STEVE York and Foster Wiley, the two Washington filmmakers who made "Vietnam Memorial," the moving hour-long documentary about thousands of Vietnam vets who came here last November for the dedication of the memorial, almost didn't make it at all. (It airs at 8 tonight on "Frontline," Channel 26.)
"Steve wanted to do the film," Wiley points out. "I didn't because I didn't think anybody wanted to see anything about Vietnam. The networks did a poll a while ago and nobody wanted to hear anything on Vietnam. That's why nobody else did a film, though the event got a lot of coverage."
"I had an idea that it ought to be done," adds York. "What held us back at the beginning was that we were convinced that somebody else, somebody with superior resources, was probably going to do it--CBS News or somebody. But in the last few days, I made calls to people that I knew at the networks and it didn't look like anybody was. So we really started preparing the film just a couple of days ahead of the event."
York/Wiley Productions, headquartered in Georgetown above a fish shop, is an independent film and television production company specializing in documentaries, public-affairs television and educational films. York and Wiley direct and edit films; Wiley is also a cinematographer, while York triples as a producer. Between them they have several hundred credits and dozens of awards and honors. Despite their experience, they went into the making of "Vietnam Memorial" with the innocence of amateurs and the trepidation of the underfunded.
"Part of my hesitancy was that we didn't have any money in the company at the time," Wiley says. "So whatever the expense, we'd be in the hole. And we hadn't really done our homework: we didn't really know who these guys the vets were."
"The key to doing most films is to have done some survey work, pre-interviewing, getting to know some people," York says, "but there was no time to do that. I don't know if we knew what was going to happen; I don't know that anybody did, because the memorial had been controversial . But we figured that whichever way it went, it was still going to be strong and powerful."
Foster and Wiley, working with a small crew and for the most part with a single camera, covered a variety of events between Nov. 9 and 14, the day the memorial was officially dedicated. Although they shot 32,000 feet, it became obvious in the editing room that the story was focusing on the veterans rather than the events. "They'd been wanting for years to talk to somebody," Wiley says, and probably more importantly, they'd been waiting to say what several almost cry out during the film: "We're home!"
"Once we go into it, we became very personally committed and involved with these guys. We were on a roller coaster the whole time we were filming, though we didn't want to tell people what to think the film has no narration . What's there tells it best."
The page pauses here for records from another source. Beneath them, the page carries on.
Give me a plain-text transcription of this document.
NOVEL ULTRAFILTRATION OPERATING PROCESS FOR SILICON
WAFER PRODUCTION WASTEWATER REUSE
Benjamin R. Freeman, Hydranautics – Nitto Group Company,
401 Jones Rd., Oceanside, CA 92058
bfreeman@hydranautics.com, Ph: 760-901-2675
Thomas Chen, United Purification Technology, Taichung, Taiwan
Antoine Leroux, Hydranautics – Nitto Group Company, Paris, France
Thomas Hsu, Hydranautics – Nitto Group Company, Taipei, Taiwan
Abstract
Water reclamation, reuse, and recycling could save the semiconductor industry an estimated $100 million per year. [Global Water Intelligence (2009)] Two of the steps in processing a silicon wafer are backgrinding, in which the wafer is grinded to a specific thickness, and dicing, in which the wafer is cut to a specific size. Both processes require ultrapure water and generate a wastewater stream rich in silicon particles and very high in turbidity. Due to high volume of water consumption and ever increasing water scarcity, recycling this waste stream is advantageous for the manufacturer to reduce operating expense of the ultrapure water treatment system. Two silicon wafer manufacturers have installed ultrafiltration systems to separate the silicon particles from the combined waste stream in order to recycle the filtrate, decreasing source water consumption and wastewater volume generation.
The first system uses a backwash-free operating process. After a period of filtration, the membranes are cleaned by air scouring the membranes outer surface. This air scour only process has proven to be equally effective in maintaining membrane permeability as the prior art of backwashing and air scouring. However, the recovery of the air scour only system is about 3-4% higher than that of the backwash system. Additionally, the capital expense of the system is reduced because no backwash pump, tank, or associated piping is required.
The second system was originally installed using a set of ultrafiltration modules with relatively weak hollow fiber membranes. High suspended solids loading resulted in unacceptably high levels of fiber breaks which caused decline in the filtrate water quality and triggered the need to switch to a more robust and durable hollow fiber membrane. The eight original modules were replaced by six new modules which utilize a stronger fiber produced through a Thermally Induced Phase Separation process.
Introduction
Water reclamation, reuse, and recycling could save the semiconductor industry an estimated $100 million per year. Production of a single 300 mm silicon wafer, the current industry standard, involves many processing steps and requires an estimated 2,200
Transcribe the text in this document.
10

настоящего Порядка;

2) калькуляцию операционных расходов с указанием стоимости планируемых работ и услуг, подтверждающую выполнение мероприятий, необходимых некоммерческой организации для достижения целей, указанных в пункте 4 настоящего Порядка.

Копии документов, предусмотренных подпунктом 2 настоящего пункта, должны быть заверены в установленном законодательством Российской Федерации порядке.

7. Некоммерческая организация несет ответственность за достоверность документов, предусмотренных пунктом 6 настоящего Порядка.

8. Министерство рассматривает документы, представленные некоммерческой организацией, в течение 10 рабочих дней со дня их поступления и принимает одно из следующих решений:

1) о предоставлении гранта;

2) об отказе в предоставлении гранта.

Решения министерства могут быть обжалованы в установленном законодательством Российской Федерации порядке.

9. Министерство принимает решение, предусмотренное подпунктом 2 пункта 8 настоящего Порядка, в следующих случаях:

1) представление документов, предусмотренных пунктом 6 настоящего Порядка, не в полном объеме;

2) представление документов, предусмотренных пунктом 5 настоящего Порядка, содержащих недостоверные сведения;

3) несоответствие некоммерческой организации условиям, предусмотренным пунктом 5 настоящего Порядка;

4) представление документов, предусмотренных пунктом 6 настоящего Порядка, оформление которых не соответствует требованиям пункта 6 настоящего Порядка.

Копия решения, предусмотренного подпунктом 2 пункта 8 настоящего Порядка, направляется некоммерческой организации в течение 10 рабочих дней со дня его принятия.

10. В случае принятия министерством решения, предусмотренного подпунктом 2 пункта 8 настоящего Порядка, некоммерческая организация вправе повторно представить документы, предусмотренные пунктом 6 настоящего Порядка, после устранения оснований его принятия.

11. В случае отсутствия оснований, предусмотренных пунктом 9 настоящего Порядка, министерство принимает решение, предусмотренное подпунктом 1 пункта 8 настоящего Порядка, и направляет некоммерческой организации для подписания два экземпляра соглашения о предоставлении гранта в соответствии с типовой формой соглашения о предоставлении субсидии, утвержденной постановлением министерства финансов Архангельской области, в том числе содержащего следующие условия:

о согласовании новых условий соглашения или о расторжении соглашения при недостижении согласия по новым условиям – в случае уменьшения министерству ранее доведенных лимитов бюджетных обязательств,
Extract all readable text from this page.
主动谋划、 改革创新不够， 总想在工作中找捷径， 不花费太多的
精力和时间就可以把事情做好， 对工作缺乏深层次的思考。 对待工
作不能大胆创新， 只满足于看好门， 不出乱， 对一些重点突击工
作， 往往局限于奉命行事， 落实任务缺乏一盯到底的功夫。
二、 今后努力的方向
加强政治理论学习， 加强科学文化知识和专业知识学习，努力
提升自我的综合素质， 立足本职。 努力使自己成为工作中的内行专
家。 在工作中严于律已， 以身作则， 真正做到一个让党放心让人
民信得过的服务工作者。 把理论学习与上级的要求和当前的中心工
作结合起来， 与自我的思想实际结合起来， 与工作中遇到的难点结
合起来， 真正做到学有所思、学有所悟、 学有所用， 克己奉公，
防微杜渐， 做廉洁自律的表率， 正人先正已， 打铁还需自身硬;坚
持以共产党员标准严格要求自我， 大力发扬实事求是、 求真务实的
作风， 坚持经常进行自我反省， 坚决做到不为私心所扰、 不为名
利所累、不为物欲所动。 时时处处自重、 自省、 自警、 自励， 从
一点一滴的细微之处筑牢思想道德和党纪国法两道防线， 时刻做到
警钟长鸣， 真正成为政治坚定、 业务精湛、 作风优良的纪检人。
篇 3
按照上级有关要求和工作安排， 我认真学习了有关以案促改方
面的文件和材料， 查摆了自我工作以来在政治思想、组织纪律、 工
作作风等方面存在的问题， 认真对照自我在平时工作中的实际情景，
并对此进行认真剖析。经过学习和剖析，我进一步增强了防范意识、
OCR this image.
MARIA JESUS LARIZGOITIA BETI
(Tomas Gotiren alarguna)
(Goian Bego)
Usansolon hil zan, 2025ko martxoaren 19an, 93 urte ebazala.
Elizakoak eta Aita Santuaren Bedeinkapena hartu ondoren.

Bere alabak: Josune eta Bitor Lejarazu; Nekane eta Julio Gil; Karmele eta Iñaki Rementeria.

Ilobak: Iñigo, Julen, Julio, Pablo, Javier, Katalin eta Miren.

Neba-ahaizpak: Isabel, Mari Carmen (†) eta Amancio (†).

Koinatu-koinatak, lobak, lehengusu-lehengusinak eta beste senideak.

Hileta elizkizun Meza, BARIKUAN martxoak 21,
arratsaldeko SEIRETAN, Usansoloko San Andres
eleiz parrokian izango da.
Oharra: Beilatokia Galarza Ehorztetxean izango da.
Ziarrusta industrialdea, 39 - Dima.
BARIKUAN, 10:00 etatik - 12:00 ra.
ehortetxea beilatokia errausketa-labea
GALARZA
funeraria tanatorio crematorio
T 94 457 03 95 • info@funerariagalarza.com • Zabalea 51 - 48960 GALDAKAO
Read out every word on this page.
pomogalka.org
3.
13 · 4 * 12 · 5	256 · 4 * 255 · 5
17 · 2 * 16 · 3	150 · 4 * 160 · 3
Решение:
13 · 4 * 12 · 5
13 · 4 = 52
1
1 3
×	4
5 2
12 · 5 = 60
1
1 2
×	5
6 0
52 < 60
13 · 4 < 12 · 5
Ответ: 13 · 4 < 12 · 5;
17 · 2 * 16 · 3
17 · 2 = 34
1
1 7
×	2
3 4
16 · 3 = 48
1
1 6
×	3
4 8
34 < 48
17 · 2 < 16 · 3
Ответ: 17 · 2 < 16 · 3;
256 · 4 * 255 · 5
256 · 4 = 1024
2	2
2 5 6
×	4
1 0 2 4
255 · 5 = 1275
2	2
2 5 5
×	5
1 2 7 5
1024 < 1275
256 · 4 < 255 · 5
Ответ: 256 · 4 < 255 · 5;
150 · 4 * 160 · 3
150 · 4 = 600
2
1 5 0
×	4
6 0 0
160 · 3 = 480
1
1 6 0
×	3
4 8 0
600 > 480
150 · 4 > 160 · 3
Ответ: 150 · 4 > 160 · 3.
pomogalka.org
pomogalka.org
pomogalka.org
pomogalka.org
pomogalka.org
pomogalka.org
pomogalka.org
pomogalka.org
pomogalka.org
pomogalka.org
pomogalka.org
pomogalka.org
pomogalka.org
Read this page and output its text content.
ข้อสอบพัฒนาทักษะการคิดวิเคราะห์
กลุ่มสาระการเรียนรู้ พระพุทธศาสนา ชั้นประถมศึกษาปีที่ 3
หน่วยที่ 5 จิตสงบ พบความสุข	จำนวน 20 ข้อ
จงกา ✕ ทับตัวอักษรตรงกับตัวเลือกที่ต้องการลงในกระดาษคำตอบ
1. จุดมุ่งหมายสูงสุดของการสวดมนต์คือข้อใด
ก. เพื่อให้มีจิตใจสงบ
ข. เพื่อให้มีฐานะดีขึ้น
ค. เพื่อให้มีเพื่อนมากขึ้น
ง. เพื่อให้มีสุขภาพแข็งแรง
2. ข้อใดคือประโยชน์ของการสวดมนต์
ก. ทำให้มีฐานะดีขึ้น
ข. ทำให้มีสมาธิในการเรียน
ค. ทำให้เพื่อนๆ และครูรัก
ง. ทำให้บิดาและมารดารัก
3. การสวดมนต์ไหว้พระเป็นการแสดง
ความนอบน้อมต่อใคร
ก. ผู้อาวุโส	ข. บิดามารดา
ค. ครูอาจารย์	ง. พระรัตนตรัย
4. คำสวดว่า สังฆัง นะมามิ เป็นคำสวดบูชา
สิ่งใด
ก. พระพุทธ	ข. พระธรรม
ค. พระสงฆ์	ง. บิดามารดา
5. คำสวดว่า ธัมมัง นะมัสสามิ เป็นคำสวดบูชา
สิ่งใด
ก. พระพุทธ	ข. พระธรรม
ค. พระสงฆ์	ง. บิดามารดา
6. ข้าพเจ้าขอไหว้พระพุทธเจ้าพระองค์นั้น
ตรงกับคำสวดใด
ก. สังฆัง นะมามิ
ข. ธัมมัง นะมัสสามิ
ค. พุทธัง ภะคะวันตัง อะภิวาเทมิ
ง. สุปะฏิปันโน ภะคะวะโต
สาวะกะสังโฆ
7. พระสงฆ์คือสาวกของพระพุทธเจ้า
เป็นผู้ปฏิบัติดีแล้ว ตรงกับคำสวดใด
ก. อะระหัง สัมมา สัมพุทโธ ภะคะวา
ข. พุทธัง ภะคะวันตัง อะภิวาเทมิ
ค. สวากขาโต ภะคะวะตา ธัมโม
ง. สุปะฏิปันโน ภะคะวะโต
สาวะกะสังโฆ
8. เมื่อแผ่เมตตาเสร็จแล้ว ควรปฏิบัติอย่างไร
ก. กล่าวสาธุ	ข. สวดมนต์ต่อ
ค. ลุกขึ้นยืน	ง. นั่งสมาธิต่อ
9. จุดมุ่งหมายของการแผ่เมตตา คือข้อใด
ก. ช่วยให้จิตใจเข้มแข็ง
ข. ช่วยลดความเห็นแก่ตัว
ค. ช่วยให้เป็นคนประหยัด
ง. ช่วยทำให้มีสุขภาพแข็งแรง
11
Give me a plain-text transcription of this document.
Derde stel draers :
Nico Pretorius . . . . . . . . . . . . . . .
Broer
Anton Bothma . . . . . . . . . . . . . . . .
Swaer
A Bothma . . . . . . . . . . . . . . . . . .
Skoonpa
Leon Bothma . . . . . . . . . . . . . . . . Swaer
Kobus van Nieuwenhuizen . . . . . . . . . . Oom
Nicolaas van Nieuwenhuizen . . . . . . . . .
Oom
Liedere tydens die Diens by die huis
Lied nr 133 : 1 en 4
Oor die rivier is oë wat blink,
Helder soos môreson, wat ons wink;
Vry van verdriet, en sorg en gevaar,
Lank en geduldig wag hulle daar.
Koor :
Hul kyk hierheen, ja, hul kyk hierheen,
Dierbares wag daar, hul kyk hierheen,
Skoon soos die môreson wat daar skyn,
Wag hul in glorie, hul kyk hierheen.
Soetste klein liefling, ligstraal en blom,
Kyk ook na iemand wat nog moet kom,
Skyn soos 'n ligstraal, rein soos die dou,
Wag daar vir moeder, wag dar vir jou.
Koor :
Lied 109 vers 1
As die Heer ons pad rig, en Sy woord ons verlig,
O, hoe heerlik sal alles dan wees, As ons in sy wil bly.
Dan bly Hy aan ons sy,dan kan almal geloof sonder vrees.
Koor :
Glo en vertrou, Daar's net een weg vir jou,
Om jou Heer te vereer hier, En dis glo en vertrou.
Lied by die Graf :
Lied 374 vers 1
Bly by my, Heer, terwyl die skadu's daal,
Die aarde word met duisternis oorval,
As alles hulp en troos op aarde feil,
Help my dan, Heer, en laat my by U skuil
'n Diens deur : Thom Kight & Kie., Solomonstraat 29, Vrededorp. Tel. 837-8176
The film captures what may be seen years from now as a breakthrough point, the beginning of a reconciliation for Vietnam veterans. Though the vets display brotherhood, respect and love, their sense of aloneness is evident as well--after all, they had to fund and build their own memorial and organize their own event. "We didn't know what we had until we started looking at it," says York.
"But then no one would even look at it, at the networks or PBS. They liked our proposal but nobody wanted to fund it. We had talked to 'Frontline' early--it's the last series-type documentary effort in public television and commercial television is essentially closed to independent documentarians because they do their own stuff."
"Frontline" finally looked at an early print in January and promptly agreed to buy "Vietnam Memorial."
Wiley and York acknowledge they became emotionally involved to a greater degree on this film than they have on any other project. "In documentaries, there's an overtone of journalism theory and tradition that you have to have certain standards of balance and fairness. It's not even a question of objectivity. A lot of the things we've done, there wasn't anything to get attached to. There are two camps--documentary filmmakers who are filmmakers first, and those who are committed to issues and are filmmakers only as a means of expressing viewpoints. Of the two, I think we'd have to say we're filmmakers first, issue-oriented second."
Still, raw emotion and pride drip through the words and actions of the vets and their families in "Vietnam Memorial" and the film may eventually be expanded into a longer theatrical version. Wiley and York are also working on a film about the building of the memorial and a film on the MIA-POW issue.